Jennifer Wilson adalah seorang wanita jangkung dengan kulit putih dan tubuh langsing dengan lekuk tubuh yang bagus. Tak perlu dikatakan, dia adalah wanita yang sangat menarik. Pada saat itu, dia menundukkan kepalanya dan tidak berani menatap mata Donald. Orang tuanya, adik laki-lakinya, dan pacarnya juga hadir.

Malam pernikahan Donald seharusnya menjadi momen yang manis dan intim. Sayangnya, kakeknya, yang telah merawatnya selama bertahun-tahun, tiba-tiba mengalami infark serebral. Malam itu juga, Donald mengirim kakeknya ke rumah sakit.

Setelah sepuluh hari perawatan dan pemeriksaan, para dokter memastikan bahwa lelaki tua itu menderita tumor otak, dan operasi itu akan menelan biaya enam ratus ribu.

Meskipun enam ratus ribu adalah jumlah uang yang sangat besar, Donald mengira dia masih mampu membelinya.
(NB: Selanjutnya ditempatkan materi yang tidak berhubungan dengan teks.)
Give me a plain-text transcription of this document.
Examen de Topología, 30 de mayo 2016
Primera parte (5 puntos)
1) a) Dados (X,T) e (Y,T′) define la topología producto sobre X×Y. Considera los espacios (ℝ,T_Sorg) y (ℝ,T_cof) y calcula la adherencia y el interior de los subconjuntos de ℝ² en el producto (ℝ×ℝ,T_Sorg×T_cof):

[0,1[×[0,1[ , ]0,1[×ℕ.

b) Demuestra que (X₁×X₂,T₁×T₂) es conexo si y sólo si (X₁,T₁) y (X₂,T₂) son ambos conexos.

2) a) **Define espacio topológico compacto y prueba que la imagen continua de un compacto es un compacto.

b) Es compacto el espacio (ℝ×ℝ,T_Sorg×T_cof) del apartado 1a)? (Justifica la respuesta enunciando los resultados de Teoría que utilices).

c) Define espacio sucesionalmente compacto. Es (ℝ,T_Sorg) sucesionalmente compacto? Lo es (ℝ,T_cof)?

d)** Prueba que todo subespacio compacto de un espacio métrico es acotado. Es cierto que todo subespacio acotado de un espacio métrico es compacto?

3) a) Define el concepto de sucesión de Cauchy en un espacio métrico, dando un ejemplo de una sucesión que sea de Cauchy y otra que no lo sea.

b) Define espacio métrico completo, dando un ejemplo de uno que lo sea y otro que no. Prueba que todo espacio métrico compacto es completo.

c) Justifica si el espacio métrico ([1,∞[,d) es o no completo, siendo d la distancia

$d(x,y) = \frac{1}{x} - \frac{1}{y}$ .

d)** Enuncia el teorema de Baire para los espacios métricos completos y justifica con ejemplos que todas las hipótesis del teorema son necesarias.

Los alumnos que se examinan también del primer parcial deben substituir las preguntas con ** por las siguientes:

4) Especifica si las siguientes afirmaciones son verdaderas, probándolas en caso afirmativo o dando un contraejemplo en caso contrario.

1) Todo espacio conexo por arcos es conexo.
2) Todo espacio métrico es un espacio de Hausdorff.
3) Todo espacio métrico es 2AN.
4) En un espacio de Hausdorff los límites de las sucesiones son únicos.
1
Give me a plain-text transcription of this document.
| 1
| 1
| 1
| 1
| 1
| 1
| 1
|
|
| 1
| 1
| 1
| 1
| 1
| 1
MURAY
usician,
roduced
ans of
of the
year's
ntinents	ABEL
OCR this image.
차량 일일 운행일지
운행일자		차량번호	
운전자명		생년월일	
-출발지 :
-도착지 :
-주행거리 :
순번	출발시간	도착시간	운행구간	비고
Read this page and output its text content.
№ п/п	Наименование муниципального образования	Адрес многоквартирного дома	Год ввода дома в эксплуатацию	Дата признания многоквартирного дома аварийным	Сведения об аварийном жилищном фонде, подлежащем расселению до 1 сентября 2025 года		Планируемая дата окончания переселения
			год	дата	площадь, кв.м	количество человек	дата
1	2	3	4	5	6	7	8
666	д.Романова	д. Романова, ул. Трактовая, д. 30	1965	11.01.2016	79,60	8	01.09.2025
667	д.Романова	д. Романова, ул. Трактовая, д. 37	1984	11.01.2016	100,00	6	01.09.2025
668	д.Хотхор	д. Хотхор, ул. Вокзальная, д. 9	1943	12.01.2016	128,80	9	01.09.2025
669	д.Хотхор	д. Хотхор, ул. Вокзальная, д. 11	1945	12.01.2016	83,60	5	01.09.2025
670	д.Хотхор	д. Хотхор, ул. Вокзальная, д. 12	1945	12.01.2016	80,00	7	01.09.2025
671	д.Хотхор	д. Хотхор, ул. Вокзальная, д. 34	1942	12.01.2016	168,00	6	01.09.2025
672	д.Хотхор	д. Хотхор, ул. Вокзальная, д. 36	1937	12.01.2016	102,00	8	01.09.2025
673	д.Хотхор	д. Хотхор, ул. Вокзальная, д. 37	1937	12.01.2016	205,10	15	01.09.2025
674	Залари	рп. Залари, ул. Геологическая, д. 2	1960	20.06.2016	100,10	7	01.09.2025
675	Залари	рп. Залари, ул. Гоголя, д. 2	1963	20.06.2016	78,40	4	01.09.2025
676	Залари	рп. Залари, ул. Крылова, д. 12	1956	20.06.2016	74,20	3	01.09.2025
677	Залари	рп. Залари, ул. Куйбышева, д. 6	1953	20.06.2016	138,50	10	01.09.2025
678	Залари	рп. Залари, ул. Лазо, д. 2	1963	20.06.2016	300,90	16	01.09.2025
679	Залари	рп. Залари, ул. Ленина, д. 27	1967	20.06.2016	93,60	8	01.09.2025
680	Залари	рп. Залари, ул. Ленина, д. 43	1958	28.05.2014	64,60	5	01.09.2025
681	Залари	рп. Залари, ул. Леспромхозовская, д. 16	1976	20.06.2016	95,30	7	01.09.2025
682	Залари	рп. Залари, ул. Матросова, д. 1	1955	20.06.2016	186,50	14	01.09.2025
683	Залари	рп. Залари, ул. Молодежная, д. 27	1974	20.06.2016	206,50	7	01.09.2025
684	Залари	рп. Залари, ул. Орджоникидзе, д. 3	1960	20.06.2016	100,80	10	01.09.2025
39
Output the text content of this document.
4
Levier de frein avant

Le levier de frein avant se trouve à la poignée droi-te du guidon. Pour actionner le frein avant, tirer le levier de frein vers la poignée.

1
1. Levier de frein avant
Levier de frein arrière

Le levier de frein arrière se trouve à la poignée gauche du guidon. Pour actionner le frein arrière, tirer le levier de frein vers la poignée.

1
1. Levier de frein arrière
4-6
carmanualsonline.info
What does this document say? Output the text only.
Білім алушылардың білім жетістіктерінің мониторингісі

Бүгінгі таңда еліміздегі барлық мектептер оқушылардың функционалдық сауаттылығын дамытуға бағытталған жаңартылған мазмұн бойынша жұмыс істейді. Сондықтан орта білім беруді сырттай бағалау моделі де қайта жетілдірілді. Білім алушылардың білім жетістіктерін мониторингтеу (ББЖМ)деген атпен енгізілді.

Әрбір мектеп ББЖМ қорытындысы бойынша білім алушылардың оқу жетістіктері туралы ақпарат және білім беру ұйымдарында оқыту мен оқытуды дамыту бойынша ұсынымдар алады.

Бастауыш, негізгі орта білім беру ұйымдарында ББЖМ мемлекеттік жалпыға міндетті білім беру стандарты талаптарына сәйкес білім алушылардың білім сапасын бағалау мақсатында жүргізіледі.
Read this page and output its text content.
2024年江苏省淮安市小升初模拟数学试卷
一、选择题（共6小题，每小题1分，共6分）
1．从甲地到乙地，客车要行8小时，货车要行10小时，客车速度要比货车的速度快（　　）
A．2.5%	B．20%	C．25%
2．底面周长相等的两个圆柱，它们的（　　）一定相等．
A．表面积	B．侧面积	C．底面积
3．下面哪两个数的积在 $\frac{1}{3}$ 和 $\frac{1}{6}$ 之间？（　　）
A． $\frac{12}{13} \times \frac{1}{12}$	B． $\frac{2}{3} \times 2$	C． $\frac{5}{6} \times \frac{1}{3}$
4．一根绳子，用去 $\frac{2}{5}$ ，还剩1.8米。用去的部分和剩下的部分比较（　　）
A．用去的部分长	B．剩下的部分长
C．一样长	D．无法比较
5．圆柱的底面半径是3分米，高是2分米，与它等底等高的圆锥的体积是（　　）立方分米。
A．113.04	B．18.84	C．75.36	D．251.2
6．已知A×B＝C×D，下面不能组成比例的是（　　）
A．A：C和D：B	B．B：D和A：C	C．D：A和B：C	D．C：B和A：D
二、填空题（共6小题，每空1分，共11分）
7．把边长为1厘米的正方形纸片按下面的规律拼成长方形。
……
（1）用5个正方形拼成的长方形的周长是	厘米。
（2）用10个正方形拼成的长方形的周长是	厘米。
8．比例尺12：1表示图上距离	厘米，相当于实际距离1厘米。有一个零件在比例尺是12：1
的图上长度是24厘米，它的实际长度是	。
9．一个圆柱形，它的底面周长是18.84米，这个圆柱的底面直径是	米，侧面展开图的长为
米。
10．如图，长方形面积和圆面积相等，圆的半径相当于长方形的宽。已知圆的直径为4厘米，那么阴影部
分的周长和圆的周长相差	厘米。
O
Yang membuatnya cemas, ketika dia memeriksa saldo rekeningnya, dia menyadari bahwa dia hanya memiliki lima ratus yang tersisa. Operasi akan dilakukan keesokan harinya. Jika dia tidak membayar biaya pengobatan sesegera mungkin, operasi akan dihentikan.

Donald tidak percaya bahwa dia hanya memiliki lima ratus di rekening banknya. Dia telah bekerja tanpa lelah selama empat sampai lima tahun untuk menghemat dua juta.

"Di mana uangnya?" Donald menatap Jennifer.

Dia menundukkan kepalanya dan menghindari tatapan suaminya. “Kakakku harus menikah, dan dia tidak bisa melakukannya tanpa rumah. Anggaplah uang itu sebagai pinjaman untuknya.”

Sebelum Donald bisa menjawab, adik laki-lakinya, Kevin Wilson, berbicara. “Hei, apa maksudmu, Jennifer? Bukankah Anda mengatakan dua juta itu untuk saya? Aku akan segera menikahi Skye, dan kita tidak bisa melakukannya tanpa rumah.”

Pacarnya, Skylar Hoffman, menimpali, “Ya, kami butuh rumah. Sebagai saudara perempuan dan saudara ipar Kevin, kalian berdua harus membantunya.”

Ayah Jennifer, Leonard Wilson, mengetuk buku-buku jarinya di atas meja. "Betul sekali. Kevin adalah adik satu-satunya Jennifer. Karena itu, masuk akal baginya untuk memberinya uang. ”

“Kamu belum membeli rumah itu, kan? Kakek saya membutuhkan enam ratus ribu untuk operasinya. Ini penting." Donald berhasil menekan amarah yang memuncak dalam dirinya.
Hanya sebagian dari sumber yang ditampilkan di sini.